Chapter Thirteen
A LIGHT PING ECHOED through my cave. I recognized the tone as a noninvasive hail, a call that would be delivered if the recipient was conscious, but not if not. Hadens, like anyone else, hated to be woken up by random calls in the middle of the night. I pulled up a window to see who it was. It was Tony.
I cleared the call, audio only. “You’re up late,” I said.
“Deadline on a gig,” Tony replied. “I had a hunch you might have been lying when you said you wanted to sleep.”
“I wasn’t lying,” I said. “I just couldn’t sleep.”
“What are you doing instead?”
“Trying to figure out a whole bunch of shit that unfortunately I can’t tell you much about. And you?”
“At the moment, compiling code. Which I can tell you about but which I don’t imagine you care about,” Tony said.
“Nonsense,” I said. “I am endlessly fascinated.”
“I’ll take that as a challenge,” Tony said, and then the data panel popped up a button. “That’s a door code. Come on over.”
Tony was offering me an invite to his liminal space, or at very least a public area of it.
I hesitated for a second.
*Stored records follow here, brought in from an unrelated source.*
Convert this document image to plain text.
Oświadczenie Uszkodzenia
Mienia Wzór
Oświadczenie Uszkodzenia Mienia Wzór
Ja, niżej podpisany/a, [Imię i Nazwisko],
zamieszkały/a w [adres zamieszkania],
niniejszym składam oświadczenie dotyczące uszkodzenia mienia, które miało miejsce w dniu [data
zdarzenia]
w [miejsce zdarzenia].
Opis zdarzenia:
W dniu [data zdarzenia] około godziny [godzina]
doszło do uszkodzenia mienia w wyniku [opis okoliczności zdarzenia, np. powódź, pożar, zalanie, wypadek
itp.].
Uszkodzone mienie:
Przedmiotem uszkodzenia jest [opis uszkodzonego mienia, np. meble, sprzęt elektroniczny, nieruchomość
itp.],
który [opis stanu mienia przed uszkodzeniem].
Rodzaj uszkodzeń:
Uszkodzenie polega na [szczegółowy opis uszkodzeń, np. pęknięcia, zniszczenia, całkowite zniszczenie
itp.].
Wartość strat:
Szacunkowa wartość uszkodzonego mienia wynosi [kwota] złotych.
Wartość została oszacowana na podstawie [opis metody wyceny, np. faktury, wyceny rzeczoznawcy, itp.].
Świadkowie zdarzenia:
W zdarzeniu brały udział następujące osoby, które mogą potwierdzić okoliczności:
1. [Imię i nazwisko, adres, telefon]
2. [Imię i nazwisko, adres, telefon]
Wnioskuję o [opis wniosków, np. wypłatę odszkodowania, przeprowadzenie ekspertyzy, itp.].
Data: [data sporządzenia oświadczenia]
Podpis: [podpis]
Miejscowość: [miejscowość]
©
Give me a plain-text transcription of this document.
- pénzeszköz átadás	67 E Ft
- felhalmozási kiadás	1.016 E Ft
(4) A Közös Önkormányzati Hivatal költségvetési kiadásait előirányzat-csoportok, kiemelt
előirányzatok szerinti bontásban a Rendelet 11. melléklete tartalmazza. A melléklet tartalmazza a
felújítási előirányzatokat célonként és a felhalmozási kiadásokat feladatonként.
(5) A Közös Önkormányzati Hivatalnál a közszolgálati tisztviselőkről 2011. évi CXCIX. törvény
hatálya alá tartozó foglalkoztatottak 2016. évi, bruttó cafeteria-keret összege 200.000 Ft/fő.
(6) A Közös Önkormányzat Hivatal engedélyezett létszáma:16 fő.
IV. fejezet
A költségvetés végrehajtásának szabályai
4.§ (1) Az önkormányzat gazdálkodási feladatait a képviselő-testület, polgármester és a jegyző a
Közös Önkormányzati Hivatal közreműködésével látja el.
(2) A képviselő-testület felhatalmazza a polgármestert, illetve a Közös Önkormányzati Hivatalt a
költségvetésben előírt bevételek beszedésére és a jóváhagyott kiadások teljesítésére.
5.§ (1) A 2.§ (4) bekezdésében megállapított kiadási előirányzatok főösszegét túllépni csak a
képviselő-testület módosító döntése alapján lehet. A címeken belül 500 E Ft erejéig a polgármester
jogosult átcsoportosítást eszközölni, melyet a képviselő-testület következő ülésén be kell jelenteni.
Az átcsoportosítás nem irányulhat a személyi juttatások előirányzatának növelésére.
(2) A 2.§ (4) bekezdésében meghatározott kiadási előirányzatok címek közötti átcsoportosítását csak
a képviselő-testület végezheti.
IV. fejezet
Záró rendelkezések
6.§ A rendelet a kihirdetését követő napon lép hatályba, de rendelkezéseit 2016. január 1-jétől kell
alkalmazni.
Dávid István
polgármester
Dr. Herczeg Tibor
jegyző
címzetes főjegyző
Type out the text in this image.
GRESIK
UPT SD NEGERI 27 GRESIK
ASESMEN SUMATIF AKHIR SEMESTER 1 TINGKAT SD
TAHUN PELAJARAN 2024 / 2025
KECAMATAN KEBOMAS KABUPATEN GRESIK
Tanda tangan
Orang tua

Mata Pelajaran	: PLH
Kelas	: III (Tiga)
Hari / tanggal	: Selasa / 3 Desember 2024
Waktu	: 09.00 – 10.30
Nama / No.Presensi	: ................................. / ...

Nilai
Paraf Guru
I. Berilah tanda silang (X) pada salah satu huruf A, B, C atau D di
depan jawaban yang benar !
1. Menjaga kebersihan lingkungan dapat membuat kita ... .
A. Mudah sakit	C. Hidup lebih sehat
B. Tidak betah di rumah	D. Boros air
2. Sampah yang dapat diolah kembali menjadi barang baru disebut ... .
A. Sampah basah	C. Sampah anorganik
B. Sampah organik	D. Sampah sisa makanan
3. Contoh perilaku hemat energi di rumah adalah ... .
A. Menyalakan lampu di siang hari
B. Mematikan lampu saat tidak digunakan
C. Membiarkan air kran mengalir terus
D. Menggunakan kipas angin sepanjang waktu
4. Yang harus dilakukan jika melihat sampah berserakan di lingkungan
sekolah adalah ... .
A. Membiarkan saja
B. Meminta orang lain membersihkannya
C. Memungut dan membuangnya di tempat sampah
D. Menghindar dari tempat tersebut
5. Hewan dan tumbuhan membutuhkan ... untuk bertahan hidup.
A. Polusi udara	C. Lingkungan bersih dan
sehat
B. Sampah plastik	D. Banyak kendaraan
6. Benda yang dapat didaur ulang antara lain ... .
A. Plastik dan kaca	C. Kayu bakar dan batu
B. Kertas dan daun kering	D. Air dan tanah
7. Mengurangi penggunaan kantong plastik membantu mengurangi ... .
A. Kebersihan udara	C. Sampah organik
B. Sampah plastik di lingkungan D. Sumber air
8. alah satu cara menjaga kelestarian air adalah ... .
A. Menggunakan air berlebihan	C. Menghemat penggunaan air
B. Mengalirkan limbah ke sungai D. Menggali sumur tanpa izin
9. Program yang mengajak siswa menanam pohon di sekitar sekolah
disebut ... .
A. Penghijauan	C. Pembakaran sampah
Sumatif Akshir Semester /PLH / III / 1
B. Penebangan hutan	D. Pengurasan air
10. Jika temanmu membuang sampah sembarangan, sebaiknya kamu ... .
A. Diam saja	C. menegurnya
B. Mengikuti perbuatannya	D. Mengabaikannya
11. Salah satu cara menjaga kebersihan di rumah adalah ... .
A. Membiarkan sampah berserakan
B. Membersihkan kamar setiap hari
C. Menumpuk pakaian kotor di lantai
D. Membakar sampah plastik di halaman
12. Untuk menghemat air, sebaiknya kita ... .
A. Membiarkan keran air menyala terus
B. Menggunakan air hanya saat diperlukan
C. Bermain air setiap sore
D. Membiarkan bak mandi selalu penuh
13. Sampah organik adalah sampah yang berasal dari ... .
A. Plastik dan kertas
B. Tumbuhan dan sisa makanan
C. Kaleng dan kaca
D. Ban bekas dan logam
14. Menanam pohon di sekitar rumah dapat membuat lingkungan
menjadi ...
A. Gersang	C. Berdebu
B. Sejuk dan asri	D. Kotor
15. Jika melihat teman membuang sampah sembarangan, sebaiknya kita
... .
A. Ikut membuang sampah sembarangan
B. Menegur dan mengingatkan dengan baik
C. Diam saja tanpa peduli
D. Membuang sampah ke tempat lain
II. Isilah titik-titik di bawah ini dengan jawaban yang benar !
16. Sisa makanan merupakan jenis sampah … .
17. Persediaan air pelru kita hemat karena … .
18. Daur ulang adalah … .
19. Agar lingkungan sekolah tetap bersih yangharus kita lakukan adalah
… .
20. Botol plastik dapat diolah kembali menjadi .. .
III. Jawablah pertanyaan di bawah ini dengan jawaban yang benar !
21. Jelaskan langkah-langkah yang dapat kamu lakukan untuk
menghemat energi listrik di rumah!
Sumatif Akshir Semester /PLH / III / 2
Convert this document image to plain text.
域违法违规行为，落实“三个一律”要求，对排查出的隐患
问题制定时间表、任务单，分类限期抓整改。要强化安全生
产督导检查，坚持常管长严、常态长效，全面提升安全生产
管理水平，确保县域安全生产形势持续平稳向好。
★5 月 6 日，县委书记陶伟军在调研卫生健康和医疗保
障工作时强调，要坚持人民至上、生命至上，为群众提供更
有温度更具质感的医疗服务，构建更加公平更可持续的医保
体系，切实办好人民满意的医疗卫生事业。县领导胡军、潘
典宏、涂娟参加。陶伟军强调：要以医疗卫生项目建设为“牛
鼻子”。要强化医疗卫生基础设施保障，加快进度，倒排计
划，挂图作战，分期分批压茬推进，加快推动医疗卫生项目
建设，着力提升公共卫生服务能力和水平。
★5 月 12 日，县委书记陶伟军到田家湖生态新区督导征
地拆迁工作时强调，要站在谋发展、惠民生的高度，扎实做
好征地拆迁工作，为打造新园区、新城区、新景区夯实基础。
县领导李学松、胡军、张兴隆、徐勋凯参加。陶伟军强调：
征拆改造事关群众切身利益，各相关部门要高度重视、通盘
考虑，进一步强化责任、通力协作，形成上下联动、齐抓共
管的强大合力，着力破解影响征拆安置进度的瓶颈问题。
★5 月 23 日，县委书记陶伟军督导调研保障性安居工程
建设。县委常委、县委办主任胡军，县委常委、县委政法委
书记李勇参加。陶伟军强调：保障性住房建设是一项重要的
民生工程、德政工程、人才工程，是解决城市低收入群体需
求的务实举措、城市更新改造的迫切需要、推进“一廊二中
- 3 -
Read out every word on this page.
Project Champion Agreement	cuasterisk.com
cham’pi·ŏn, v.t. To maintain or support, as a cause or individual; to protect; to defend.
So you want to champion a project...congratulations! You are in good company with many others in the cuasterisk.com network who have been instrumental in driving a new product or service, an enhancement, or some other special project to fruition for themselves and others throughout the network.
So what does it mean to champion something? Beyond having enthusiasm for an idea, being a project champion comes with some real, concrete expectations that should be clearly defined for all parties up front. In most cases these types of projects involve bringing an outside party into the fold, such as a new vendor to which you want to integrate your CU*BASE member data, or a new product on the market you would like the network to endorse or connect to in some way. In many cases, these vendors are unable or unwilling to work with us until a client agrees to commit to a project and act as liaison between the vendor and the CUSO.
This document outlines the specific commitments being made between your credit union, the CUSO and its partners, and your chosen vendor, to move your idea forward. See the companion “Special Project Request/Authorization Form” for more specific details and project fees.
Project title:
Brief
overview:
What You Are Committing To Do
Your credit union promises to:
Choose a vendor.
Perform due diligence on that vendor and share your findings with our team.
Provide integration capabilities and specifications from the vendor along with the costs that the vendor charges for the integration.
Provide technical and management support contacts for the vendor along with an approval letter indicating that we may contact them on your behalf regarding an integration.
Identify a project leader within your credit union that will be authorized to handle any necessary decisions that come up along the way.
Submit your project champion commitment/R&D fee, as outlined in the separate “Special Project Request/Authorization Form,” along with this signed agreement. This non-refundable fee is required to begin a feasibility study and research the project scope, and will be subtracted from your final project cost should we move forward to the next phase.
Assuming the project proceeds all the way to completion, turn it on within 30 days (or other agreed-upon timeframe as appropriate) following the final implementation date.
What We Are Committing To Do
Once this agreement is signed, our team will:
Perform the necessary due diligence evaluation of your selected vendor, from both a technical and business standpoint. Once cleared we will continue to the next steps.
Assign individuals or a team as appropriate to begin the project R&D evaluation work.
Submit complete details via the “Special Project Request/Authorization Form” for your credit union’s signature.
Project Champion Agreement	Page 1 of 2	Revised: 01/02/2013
Most Hadens were protective of their personal spaces. Tony was offering me an intimacy of sorts. I hadn’t known him that long.
But then I decided I was overthinking it and touched the button. It expanded into a doorframe and I stepped through.
Tony’s workspace looked like a high-walled retro video game cube, all black space with the walls defined by neon blue lines, off of which branched geometric patterns.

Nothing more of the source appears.